A B-24 bomber like the one that crashed in Croatia.

A B-24 bomber like the one that crashed in Croatia.

Today Nancy describes her reaction, “Standing in the Croatian field, where Tangerine, devoid of crew, crashed 75 years earlier, was a most emotional moment for me. I visualized that massive plane overhead skidding over the treetops, low across the field, and hitting a mountainside head-on and exploding.”

Nancy was born while Ogden was a POW. She continued, “Ogden noted my birthday and said he thought January 23, 1945, might have been the date the Stalag Luft IV column started the long march west. When Ogden met the Tangerine pilot 50 years later, he asked why he hadn’t ditched in the Adriatic, they were in sight of it. The pilot said when he had ditched a plane a few months before, the cowling fell on the navigator and killed him. He didn’t want to repeat that. As it was, two of the crew died bailing out in this rugged terrain, one dangling from his parachute snagged on the cliff wall. The other disappeared into a ravine and his body was not found until after the war had ended. Ogden, knocked unconscious after slamming into rocks, came to with numerous non-life-threatening injuries after he slammed into rocks - but on the side of the mountain, not a cliff. The pilot, the last to bail out, was very badly injured with compound fractures to both legs. The plane came to land in a field, skidded across a cultivated field and crashed into a rock cliff and exploded. There are still pieces everywhere. Not only was it a tragedy for the crew, but the farmer lost his whole wheat crop that late July day. The family has owned the property for 400 years and welcomed us into their home. The current farmer was a small child, but he remembers the surviving Tangerine crew limping or being carried into their village. Men too old to fight offered the Americans their homemade alcohol, a Croatian custom. The Croatian farmers drank first, thus reassuring the Americans it was not poisoned. In short order, Germans arrived in a truck and took the injured crew as prisoners of war.”
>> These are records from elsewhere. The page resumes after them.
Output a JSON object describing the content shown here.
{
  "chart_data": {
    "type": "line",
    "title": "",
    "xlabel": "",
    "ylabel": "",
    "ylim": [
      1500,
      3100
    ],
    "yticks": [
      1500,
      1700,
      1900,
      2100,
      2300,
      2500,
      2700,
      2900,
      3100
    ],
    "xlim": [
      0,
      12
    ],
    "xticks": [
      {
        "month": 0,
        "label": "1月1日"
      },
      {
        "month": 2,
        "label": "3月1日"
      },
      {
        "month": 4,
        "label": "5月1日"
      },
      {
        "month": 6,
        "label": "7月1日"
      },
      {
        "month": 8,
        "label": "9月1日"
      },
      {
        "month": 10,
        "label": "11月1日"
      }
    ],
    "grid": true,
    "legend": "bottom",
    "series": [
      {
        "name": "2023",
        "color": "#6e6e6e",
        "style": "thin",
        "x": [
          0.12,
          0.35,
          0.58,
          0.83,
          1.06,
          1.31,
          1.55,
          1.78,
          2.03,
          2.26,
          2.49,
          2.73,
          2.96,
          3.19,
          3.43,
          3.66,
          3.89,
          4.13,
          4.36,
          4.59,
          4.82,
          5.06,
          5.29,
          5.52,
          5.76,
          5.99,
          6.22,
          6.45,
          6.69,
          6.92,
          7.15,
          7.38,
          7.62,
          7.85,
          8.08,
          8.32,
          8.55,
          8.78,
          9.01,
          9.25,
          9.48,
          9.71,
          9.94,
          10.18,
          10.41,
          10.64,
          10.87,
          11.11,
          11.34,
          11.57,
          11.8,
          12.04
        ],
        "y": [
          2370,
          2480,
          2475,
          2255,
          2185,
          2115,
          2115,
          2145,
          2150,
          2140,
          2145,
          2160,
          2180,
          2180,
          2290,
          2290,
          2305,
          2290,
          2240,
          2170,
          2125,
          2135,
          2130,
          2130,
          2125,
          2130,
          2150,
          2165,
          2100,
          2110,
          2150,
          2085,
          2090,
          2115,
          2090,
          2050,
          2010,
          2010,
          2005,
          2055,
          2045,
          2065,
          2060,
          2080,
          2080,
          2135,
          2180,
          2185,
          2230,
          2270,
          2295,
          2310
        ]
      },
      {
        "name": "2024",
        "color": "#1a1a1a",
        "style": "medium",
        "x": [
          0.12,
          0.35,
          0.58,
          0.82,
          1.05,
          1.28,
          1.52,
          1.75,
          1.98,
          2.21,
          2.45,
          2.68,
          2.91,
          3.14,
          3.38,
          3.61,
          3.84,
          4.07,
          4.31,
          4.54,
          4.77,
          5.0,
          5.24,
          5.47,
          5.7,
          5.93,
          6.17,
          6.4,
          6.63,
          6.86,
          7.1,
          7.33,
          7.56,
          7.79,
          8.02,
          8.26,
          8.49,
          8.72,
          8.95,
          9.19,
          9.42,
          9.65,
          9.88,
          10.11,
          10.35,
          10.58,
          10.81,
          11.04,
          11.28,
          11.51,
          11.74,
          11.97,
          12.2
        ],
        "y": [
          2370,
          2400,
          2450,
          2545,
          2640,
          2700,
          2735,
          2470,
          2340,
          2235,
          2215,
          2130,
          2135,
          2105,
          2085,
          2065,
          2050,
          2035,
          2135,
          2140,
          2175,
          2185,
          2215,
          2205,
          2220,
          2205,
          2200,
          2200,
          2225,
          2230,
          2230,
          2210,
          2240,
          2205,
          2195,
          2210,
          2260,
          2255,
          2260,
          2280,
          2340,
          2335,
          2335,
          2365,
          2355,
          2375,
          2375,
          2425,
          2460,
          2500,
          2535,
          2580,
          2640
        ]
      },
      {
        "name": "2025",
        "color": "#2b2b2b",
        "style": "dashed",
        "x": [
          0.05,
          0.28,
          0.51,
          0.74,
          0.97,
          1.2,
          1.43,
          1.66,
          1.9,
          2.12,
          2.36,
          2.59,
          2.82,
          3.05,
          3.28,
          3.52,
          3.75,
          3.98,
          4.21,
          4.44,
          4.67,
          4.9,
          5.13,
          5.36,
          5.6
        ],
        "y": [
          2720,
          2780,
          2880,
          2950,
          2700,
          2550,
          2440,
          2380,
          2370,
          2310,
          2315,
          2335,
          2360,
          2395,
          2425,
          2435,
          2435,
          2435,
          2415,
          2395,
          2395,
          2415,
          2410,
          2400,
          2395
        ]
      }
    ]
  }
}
Ogden Lindsley, 6” 2”, 115 pounds, in a British uniform after his escape from Stalag IV in early 1945.

Ogden Lindsley, 6” 2”, 115 pounds, in a British uniform after his escape from Stalag IV in early 1945.

Imagine seeing pieces of the plane that impacted the lives of its crew, one of who became your husband.

Imagine being a Palestinian, a Sudanese, an Iranian, or a Ukrainian.

Will we ever learn war is not the answer?

 

The first part, “Lost Souls,” of this is from The Soul of My Soldier (2015). Sanger, CA: Familius. There is also another chapter about Ogden, finally being in touch with the pilot 58 years after the plane crash. That chapter is titled “Sleeping through the Night.” What triggered me to write this book was being the wife of a three-tour Army veteran.